O que diz o ex-ministro Paulino? Reclama, primeiro, das críticas feitas ao governo Itamar. Diz que Itamar foi o "salvador" da Eletrobrás, devido ao programa de reestruturação do setor conduzido por Eliseu Rezende. De fato, foi um trabalho essencial para a reestruturação do setor. Justamente porque esse programa promoveria uma valorização das empresas não se poderia queimar capital com vendas antecipadas.
Depois nega que Itamar tenha achatado as tarifas do setor. "(...) Toda essa formidável inadimplência foi gerada pela insuficiência tarifária, que pontuou o governo Collor". No dia 14 de dezembro de 1992 fiz uma coluna sobre os problemas do setor, em cima de uma conversa com o então ministro Paulino Cícero: "As restrições tarifárias impostas pela decisão do presidente da República em atrasar os reajustes (...) obrigarão o setor a correr mais depressa na busca da verdade tarifária e da redução de custos das estatais", declarou Paulino. Ora, o presidente era Itamar Franco. O achatamento tarifário que promoveu na época é fato público e notório.

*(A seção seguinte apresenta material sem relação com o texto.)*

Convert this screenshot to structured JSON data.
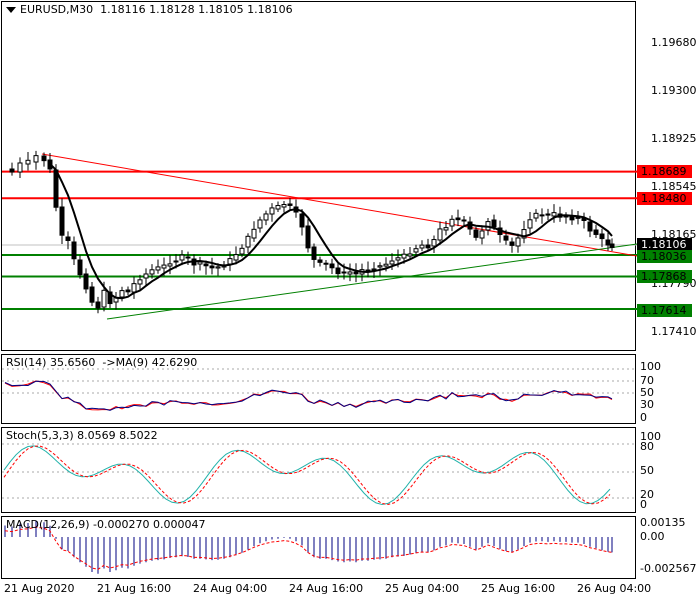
{
  "main": {
    "title": "EURUSD,M30  1.18116 1.18128 1.18105 1.18106",
    "price_axis": [
      "1.19680",
      "1.19300",
      "1.18925",
      "1.18545",
      "1.18165",
      "1.17790",
      "1.17410"
    ],
    "levels": [
      {
        "label": "1.18689",
        "value": 1.18689,
        "color": "#ff0000"
      },
      {
        "label": "1.18480",
        "value": 1.1848,
        "color": "#ff0000"
      },
      {
        "label": "1.18036",
        "value": 1.18036,
        "color": "#008000"
      },
      {
        "label": "1.17868",
        "value": 1.17868,
        "color": "#008000"
      },
      {
        "label": "1.17614",
        "value": 1.17614,
        "color": "#008000"
      }
    ],
    "current_price": "1.18106"
  },
  "rsi": {
    "title": "RSI(14) 35.6560  ->MA(9) 42.6290",
    "axis": [
      "100",
      "70",
      "50",
      "30",
      "0"
    ]
  },
  "stoch": {
    "title": "Stoch(5,3,3) 8.0569 8.5022",
    "axis": [
      "100",
      "80",
      "50",
      "20",
      "0"
    ]
  },
  "macd": {
    "title": "MACD(12,26,9) -0.000270 0.000047",
    "axis": [
      "0.00135",
      "0.00",
      "-0.002567"
    ]
  },
  "time_axis": [
    "21 Aug 2020",
    "21 Aug 16:00",
    "24 Aug 04:00",
    "24 Aug 16:00",
    "25 Aug 04:00",
    "25 Aug 16:00",
    "26 Aug 04:00"
  ],
  "colors": {
    "bull": "#ffffff",
    "bear": "#000000",
    "resistance": "#ff0000",
    "support": "#008000",
    "ma": "#000000",
    "rsi": "#ff0000",
    "rsi_ma": "#000080",
    "stoch_main": "#20b2aa",
    "stoch_signal": "#ff0000",
    "macd_hist": "#000080",
    "macd_signal": "#ff0000"
  }
}
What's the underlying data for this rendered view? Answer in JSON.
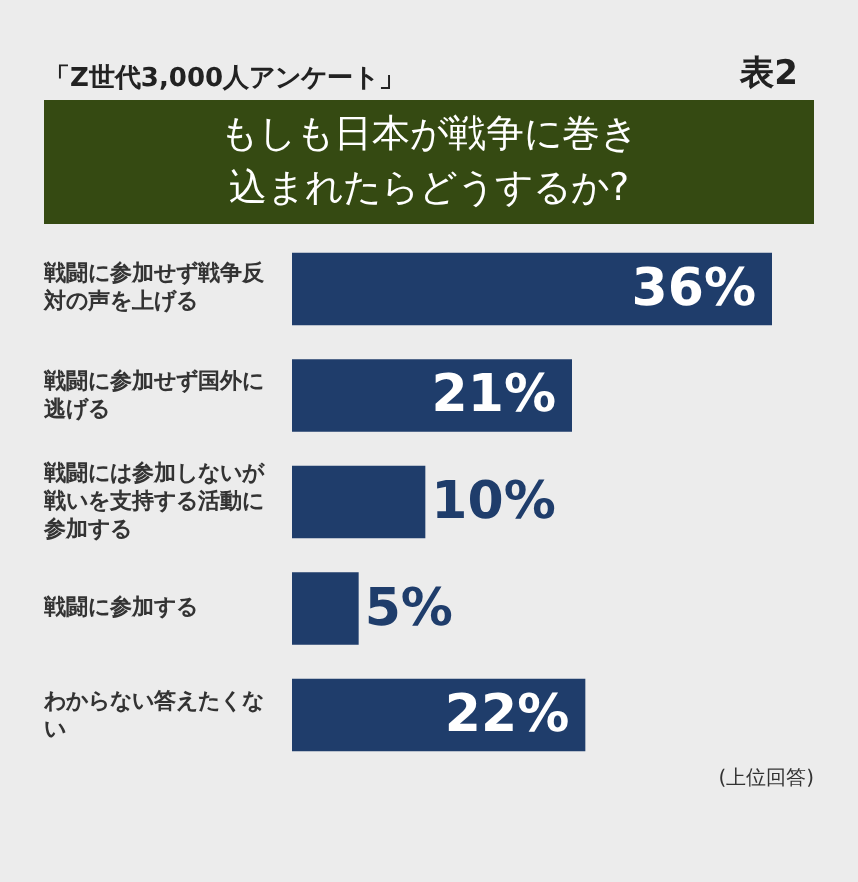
{
  "chart_data": {
    "type": "bar",
    "orientation": "horizontal",
    "subtitle": "「Z世代3,000人アンケート」",
    "title": "もしも日本が戦争に巻き込まれたらどうするか?",
    "annotations": [
      "表2",
      "(上位回答)"
    ],
    "categories": [
      "戦闘に参加せず戦争反対の声を上げる",
      "戦闘に参加せず国外に逃げる",
      "戦闘には参加しないが戦いを支持する活動に参加する",
      "戦闘に参加する",
      "わからない答えたくない"
    ],
    "values": [
      36,
      21,
      10,
      5,
      22
    ],
    "value_labels": [
      "36%",
      "21%",
      "10%",
      "5%",
      "22%"
    ],
    "color": "#1f3d6b"
  }
}
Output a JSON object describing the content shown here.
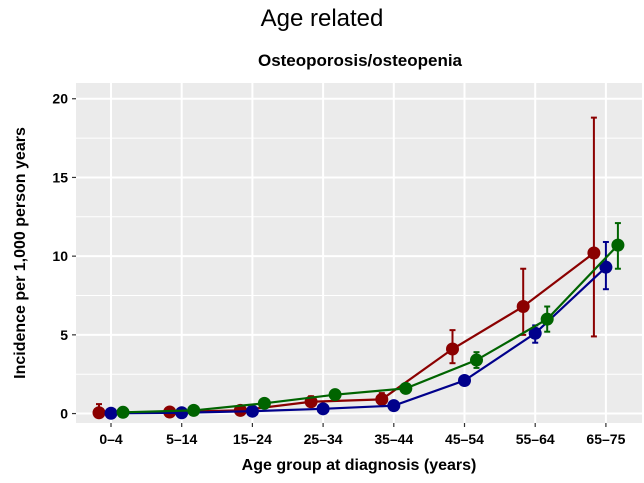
{
  "chart_data": {
    "type": "line",
    "title": "Age related",
    "subtitle": "Osteoporosis/osteopenia",
    "xlabel": "Age group at diagnosis (years)",
    "ylabel": "Incidence per 1,000 person years",
    "categories": [
      "0–4",
      "5–14",
      "15–24",
      "25–34",
      "35–44",
      "45–54",
      "55–64",
      "65–75"
    ],
    "ylim": [
      -0.6,
      21
    ],
    "yticks": [
      0,
      5,
      10,
      15,
      20
    ],
    "grid": true,
    "legend": "none",
    "series": [
      {
        "color": "#8b0000",
        "values": [
          0.05,
          0.1,
          0.2,
          0.75,
          0.9,
          4.1,
          6.8,
          10.2
        ],
        "err_low": [
          0.0,
          0.0,
          0.1,
          0.5,
          0.6,
          3.2,
          5.0,
          4.9
        ],
        "err_high": [
          0.6,
          0.3,
          0.35,
          1.1,
          1.3,
          5.3,
          9.2,
          18.8
        ],
        "x_offset": -0.12
      },
      {
        "color": "#00008b",
        "values": [
          0.02,
          0.05,
          0.15,
          0.3,
          0.5,
          2.1,
          5.1,
          9.3
        ],
        "err_low": [
          0.0,
          0.0,
          0.1,
          0.2,
          0.4,
          1.9,
          4.5,
          7.9
        ],
        "err_high": [
          0.1,
          0.15,
          0.25,
          0.4,
          0.65,
          2.4,
          5.6,
          10.9
        ],
        "x_offset": 0.0
      },
      {
        "color": "#006400",
        "values": [
          0.08,
          0.2,
          0.65,
          1.2,
          1.6,
          3.4,
          6.0,
          10.7
        ],
        "err_low": [
          0.0,
          0.1,
          0.5,
          1.0,
          1.4,
          2.9,
          5.2,
          9.2
        ],
        "err_high": [
          0.2,
          0.35,
          0.8,
          1.4,
          1.8,
          3.9,
          6.8,
          12.1
        ],
        "x_offset": 0.12
      }
    ]
  }
}
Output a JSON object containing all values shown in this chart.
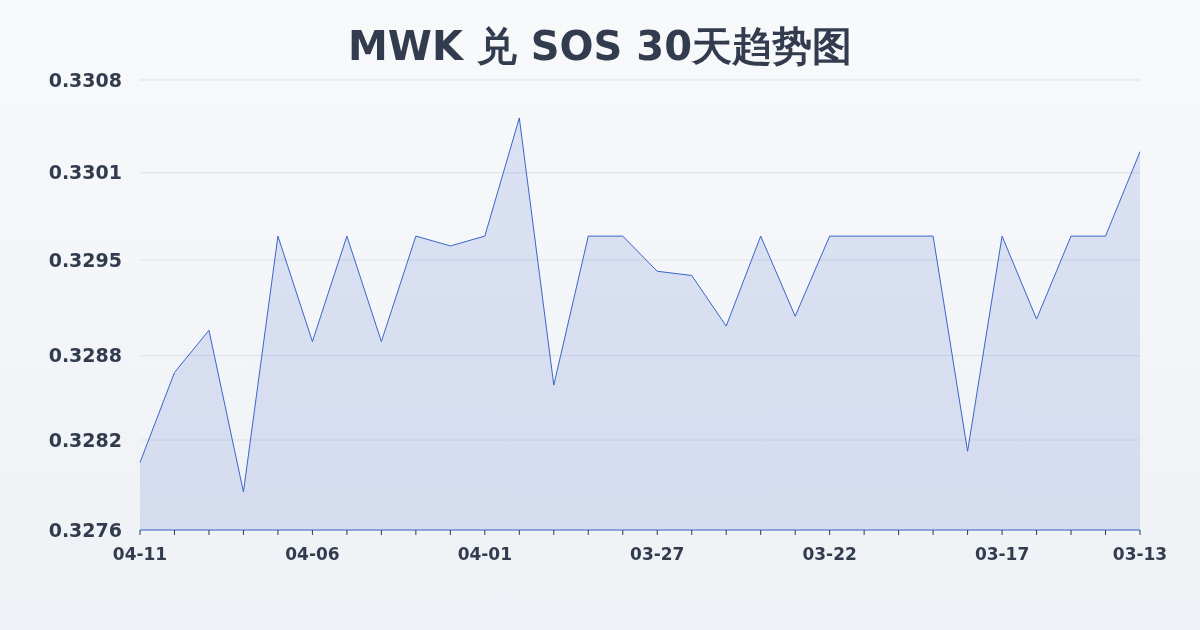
{
  "chart_data": {
    "type": "area",
    "title": "MWK 兑 SOS 30天趋势图",
    "categories": [
      "04-11",
      null,
      null,
      null,
      null,
      "04-06",
      null,
      null,
      null,
      null,
      "04-01",
      null,
      null,
      null,
      null,
      "03-27",
      null,
      null,
      null,
      null,
      "03-22",
      null,
      null,
      null,
      null,
      "03-17",
      null,
      null,
      null,
      "03-13"
    ],
    "series": [
      {
        "color": "#3a66c8",
        "values": [
          0.32808,
          0.32872,
          0.32902,
          0.32787,
          0.32969,
          0.32894,
          0.32969,
          0.32894,
          0.32969,
          0.32962,
          0.32969,
          0.33053,
          0.32863,
          0.32969,
          0.32969,
          0.32944,
          0.32941,
          0.32905,
          0.32969,
          0.32912,
          0.32969,
          0.32969,
          0.32969,
          0.32969,
          0.32816,
          0.32969,
          0.3291,
          0.32969,
          0.32969,
          0.33029
        ]
      }
    ],
    "ylim": [
      0.3276,
      0.3308
    ],
    "yticks": [
      {
        "value": 0.3276,
        "label": "0.3276"
      },
      {
        "value": 0.32824,
        "label": "0.3282"
      },
      {
        "value": 0.32884,
        "label": "0.3288"
      },
      {
        "value": 0.32952,
        "label": "0.3295"
      },
      {
        "value": 0.33014,
        "label": "0.3301"
      },
      {
        "value": 0.3308,
        "label": "0.3308"
      }
    ],
    "grid": "y"
  }
}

Quanto à operação em si, o que diz Paulino? Que "a gestão patrimonial do governo federal é feita pela Secretaria do Tesouro, que é do Ministério da Fazenda, e não do Ministério de Minas e Energia".
Trata-se de um solene sofisma. Quando a operação aconteceu, cobrei uma posição do presidente da República e ele incumbiu Paulino e Alqueres de dar as explicações. Eles tinham a prerrogativa de definir os preços. A explicação de Alqueres -dada na presença de Paulino- foi que relatório do Banco de Boston mostrava baixas perspectivas para o setor. Disse-lhe que a alegação não tinha pé nem cabeça, posto que o analista máximo do setor era ele próprio, presidente da Eletrobrás, que poucos meses antes me informara sobre mudanças estruturais que valorizariam todo o setor -o que de fato acabou ocorrendo.
Sua segunda alegação, então, foi que, com a compressão tarifária decretada por Itamar Franco, a estatal não tinha dinheiro sequer para comprar papel. E que, por isso, a operação teria se tornado inevitável. Tudo isso está registrado nas colunas da época.